6. See, e.g., ICF, Inc. Study Inquiry: Hearing on the Report by ICF, Inc., on the Energy and Economic Impacts of the Surface Mining Control & Reclamation Act of 1976 Before the Subcomm. on Public Lands & Resources of the Senate Comm. on Energy & Natural Resources, 95th Cong., 1st Sess. 45 (1977) (as part of the ICF, Inc. Study, the E.P.A. conducted aerial flyovers of "virtually all" of the 70 to 100 proposed western mining sites known to the Bureau of Mines); Surface Mining Control & Reclamation Act of 1977: Hearings Before the Subcomm. on Energy & the Environment of the House Comm. on Interior & Insular Affairs, 95th Cong., 1st Sess., Part II, 219-236 (1977) (Subcommittee viewed slides of AVFs in Wyoming and Montana and reviewed list of proposed surface mines in four states including Wyoming that might be affected by the AVF provisions of SMCRA); Id., Pat III, 57-61, 400, 405-407 (representatives of companies with existing and proposed mines in Wyoming testified about SMCRA's grandfather clause); Surface Mining Control & Reclamation Act of 1977: Hearings on S. 7 Before the Subcomm. on Public Lands & Resources of the Senate Comm. on Energy & Natural Resources, 95th Cong., 1st Sess., 839, 842-43 (1977) (owner of surface land overlying Whitney coal effectively asked Congress not to grandfather Whitney coal).
7. Benefits proved a pre-SMCRA investment of well over a million dollars. 18 Cl.Ct. at 397.
8. In its main brief segment on the coal exchange, the government cites a post-enactment fact (again without record reference): "the government has now proceeded to offer an exchange of coal in this case."
9. Professor Tribe, in noting that Mahon remains good law after Keystone, spoke of the "rare takings case in which, as the result of a legislative enactment, it was impossible for the parties to engage in their business profitably." L. Tribe, American Constitutional Law, 591 n. 14 (2d ed. 1988). The present is such a "rare takings case".
10. The government unfairly criticizes the trial court, saying it "virtually ignored this aspect of takings analysis". The contrary is true. See 18 Cl.Ct. at 406. The government's true complaint is that the Claims Court relied on modern Supreme Court cases and refused to agree with the government's arguments based on the "police power" cases decided in 1887 and 1928: Mugler v. United States, 123 U.S. 623, 8 S. Ct. 273, 31 L.Ed. 205; Miller v. Schoene, 276 U.S. 272, 48 S. Ct. 246, 72 L.Ed. 568. Amicus' brief presents a thorough review of the metamorphosis of takings jurisprudence, citing and discussing cases decided over the years 1853 through 1987.

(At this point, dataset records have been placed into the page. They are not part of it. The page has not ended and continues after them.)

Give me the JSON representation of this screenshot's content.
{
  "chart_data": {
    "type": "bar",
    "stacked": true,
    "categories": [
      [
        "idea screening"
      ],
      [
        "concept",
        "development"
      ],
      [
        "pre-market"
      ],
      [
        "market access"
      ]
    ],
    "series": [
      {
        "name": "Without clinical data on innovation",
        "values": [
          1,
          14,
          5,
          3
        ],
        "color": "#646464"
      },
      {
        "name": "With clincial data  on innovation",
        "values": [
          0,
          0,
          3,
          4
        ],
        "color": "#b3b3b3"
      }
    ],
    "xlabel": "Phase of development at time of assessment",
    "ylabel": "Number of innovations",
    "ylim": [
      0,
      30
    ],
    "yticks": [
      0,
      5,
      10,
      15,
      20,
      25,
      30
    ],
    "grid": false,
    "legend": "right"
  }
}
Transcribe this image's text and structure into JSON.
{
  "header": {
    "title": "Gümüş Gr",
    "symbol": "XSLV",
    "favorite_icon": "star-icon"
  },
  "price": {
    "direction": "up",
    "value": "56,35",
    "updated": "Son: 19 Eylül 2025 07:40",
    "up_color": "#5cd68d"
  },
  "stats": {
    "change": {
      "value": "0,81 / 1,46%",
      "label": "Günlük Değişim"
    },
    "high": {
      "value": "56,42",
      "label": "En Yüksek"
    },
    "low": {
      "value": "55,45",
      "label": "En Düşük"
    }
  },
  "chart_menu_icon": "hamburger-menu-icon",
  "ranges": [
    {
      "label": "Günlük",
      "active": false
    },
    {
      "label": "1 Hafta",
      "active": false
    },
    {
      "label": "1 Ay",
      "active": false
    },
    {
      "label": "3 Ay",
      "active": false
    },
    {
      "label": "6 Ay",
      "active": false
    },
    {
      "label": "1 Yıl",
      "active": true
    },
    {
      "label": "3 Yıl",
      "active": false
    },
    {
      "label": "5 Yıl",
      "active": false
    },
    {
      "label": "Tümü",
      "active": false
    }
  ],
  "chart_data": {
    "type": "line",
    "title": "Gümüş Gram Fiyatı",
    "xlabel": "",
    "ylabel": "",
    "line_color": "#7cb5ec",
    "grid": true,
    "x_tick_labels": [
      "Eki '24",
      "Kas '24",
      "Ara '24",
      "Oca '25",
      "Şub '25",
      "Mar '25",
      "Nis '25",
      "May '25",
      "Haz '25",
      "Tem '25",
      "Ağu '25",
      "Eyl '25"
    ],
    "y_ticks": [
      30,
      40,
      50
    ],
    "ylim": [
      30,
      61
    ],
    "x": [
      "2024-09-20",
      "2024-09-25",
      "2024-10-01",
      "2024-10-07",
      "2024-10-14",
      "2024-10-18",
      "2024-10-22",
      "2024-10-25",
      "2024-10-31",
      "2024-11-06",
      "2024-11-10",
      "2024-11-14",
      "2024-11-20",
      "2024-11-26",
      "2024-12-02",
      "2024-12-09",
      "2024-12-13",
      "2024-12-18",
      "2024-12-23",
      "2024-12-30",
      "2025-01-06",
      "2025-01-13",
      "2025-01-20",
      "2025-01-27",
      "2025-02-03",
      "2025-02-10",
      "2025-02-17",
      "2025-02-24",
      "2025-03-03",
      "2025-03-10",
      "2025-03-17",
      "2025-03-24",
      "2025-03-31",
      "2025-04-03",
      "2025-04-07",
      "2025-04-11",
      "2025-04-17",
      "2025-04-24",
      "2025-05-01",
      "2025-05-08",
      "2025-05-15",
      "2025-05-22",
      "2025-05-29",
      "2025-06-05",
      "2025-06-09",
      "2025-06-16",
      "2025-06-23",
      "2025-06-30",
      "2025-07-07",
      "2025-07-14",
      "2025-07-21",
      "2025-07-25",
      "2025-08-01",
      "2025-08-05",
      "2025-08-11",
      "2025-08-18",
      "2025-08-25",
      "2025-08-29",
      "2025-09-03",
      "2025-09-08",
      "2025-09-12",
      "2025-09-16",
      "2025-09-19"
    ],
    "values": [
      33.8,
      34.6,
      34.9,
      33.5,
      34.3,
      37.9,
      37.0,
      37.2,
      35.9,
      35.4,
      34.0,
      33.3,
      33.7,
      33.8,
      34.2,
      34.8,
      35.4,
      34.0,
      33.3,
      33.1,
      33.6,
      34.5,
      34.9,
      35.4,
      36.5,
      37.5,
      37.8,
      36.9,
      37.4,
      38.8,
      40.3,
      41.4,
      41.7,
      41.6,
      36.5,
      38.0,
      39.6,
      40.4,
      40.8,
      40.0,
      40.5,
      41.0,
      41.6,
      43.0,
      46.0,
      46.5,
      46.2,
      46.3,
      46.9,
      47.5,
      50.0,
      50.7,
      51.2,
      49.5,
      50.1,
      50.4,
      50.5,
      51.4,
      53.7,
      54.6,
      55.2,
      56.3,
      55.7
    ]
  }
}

11. Anderson v. Bessemer City, 470 U.S. 564, 574, 105 S. Ct. 1504, 1511, 84 L. Ed. 2d 518 (1985) ("where there are two permissible views of the evidence, the fact finder's choice between them cannot be clearly erroneous.").
12. Branning v. United States, 784 F.2d 361 (Fed. Cir.1986).
13. The Claims Court's award of attorney fees and costs pursuant to 42 U.S.C. § 4654(c) (1982) is not challenged on this appeal.